L'Atelier du CRH (Jun 2017)
L’harmonia mundana au xviie siècle. Les critiques de Marin Mersenne adressées au monocorde du monde de Robert Fludd
Abstract
In his Traité de l’harmonie universelle Marin Mersenne focuses on the representation of the world of Robert Fludd. In this representation, the earth is a musical instrument. Its strings and the harmonies that the instrument produces are tempered by the hand of God: the world is a mathematical and musical order. Mersenne criticizes Fludd’s image because its scientific inaccuracies regarding slots allocated in the different spheres of the universe and some symbols that Mersenne considered "unfit for a Christian," as the representation of God through the image of the sun.
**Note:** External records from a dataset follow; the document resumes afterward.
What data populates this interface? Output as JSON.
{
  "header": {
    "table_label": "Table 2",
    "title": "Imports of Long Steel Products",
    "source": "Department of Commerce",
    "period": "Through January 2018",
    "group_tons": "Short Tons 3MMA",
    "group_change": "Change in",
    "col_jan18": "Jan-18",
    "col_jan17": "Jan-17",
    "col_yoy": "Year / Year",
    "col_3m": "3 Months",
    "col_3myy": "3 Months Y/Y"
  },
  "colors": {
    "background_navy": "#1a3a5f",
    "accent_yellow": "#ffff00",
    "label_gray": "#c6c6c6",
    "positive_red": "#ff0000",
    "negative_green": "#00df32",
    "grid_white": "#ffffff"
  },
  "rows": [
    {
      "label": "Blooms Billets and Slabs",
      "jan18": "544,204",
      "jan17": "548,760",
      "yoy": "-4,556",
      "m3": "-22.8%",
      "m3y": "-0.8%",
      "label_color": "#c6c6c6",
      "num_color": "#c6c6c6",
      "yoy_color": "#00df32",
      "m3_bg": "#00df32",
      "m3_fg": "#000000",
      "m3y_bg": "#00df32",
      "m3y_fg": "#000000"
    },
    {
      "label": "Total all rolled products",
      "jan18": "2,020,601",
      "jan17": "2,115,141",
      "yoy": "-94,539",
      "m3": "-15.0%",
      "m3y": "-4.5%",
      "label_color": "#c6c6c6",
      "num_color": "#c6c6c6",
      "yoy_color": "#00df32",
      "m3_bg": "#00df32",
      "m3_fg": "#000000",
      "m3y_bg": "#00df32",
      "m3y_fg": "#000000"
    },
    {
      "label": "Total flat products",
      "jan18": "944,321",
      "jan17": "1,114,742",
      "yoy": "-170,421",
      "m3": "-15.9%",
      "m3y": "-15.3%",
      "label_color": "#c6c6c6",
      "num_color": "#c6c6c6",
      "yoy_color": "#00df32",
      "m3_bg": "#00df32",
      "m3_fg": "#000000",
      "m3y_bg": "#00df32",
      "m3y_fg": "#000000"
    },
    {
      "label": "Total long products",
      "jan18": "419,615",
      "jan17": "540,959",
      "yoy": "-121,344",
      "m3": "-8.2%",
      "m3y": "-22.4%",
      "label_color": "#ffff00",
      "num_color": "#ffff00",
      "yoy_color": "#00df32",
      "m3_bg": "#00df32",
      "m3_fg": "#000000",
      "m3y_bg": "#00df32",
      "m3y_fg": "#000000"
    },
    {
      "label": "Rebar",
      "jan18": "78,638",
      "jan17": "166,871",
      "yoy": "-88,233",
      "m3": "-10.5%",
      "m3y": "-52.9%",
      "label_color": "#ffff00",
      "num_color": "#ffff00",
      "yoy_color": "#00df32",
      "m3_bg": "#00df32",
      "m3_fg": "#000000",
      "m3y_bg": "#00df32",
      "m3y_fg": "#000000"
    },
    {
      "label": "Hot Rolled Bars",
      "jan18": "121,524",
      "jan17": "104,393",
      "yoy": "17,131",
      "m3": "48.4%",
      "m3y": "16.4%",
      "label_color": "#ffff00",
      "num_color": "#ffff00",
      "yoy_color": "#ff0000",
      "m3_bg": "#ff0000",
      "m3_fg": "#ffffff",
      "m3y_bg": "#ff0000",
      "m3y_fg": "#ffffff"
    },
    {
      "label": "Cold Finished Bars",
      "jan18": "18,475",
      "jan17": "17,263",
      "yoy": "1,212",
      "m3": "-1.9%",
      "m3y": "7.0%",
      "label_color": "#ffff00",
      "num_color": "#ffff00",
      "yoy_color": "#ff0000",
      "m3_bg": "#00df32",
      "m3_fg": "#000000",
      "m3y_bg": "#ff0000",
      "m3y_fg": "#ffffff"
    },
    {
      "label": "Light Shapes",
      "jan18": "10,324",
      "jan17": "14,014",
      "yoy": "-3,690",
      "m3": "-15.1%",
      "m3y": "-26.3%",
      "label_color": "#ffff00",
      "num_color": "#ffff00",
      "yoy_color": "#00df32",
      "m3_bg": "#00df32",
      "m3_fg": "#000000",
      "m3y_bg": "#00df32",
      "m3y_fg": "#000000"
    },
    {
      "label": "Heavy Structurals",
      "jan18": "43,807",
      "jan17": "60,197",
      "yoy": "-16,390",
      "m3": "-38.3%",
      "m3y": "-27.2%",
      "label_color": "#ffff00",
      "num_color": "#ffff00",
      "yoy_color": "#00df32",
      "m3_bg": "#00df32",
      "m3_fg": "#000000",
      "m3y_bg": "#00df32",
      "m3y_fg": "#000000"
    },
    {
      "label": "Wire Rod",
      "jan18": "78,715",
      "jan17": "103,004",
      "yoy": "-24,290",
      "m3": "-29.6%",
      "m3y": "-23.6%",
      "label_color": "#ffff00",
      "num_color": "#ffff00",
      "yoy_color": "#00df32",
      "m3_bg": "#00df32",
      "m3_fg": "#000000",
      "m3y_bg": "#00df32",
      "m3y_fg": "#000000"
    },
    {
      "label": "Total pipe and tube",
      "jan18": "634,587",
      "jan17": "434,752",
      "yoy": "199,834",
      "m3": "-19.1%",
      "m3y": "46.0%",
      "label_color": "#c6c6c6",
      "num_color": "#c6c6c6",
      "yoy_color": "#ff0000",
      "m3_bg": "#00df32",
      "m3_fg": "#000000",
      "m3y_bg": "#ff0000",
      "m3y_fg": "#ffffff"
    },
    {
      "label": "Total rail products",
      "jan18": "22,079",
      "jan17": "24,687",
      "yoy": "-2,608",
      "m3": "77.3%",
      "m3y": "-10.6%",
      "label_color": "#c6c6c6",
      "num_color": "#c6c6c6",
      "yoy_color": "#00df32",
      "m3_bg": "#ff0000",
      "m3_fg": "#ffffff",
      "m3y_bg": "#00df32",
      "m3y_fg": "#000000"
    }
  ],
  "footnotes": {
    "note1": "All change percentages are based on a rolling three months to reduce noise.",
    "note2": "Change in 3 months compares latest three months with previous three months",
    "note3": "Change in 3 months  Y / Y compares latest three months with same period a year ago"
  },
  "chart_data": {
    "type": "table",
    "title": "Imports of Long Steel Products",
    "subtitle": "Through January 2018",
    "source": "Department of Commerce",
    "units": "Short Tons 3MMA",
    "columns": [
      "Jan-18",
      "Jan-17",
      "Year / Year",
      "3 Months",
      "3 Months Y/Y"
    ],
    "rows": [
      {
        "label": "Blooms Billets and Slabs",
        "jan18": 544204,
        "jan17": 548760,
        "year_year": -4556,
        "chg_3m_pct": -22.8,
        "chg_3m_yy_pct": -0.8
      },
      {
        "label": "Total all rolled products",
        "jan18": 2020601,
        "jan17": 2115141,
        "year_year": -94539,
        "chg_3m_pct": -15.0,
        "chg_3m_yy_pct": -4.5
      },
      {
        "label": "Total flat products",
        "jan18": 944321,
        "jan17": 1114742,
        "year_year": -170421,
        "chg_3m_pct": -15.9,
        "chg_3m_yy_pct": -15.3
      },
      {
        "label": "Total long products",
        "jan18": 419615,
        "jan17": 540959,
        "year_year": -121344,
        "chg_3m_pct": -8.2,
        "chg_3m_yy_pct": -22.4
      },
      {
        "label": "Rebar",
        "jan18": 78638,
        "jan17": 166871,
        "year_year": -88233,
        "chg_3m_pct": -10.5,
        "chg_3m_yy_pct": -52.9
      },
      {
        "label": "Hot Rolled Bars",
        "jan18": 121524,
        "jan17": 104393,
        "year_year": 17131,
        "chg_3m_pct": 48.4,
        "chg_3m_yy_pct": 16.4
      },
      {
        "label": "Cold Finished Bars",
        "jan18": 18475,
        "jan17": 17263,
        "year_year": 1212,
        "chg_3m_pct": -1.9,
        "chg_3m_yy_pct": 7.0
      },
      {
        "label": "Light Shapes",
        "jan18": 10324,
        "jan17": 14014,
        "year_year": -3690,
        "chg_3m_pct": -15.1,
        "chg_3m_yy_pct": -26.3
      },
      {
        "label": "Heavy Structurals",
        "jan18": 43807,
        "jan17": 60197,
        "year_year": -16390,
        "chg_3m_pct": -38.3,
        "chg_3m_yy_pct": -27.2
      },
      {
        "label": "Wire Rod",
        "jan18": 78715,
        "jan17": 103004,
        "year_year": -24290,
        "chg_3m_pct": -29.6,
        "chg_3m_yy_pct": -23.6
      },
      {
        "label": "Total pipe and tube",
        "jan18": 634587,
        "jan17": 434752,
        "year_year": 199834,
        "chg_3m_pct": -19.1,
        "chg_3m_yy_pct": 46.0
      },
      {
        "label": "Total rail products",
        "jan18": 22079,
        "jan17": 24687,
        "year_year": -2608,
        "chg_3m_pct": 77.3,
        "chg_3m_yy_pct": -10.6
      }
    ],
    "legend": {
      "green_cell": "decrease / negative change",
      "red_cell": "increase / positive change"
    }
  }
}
Mersenne thus criticizes this image as a philosopher and apologist. He refuses to include specific elements of Fludd’s hermetism in the representation of the cosmos. They not only paved the way to a misleading conception and representation of the world but also contribute to move away the Christian truth. In this article, I propose to review Mersenne’s criticism. My aim is threefold: to study the religious and political significance of Mersenne’s analysis of this representation; to give a description of the image of universal harmony proposed by Mersenne and to identify the musical elements that are taken or appropriated by cosmology and cosmography in general taking into account, at the same time the political and religious challenges of this historical moment. Thus, I aim at making a double contribution: firstly, to put music at the core of my study paying attention to its multiple effects, and secondly, opening the discussion about the way come together with conceptions of the cosmos.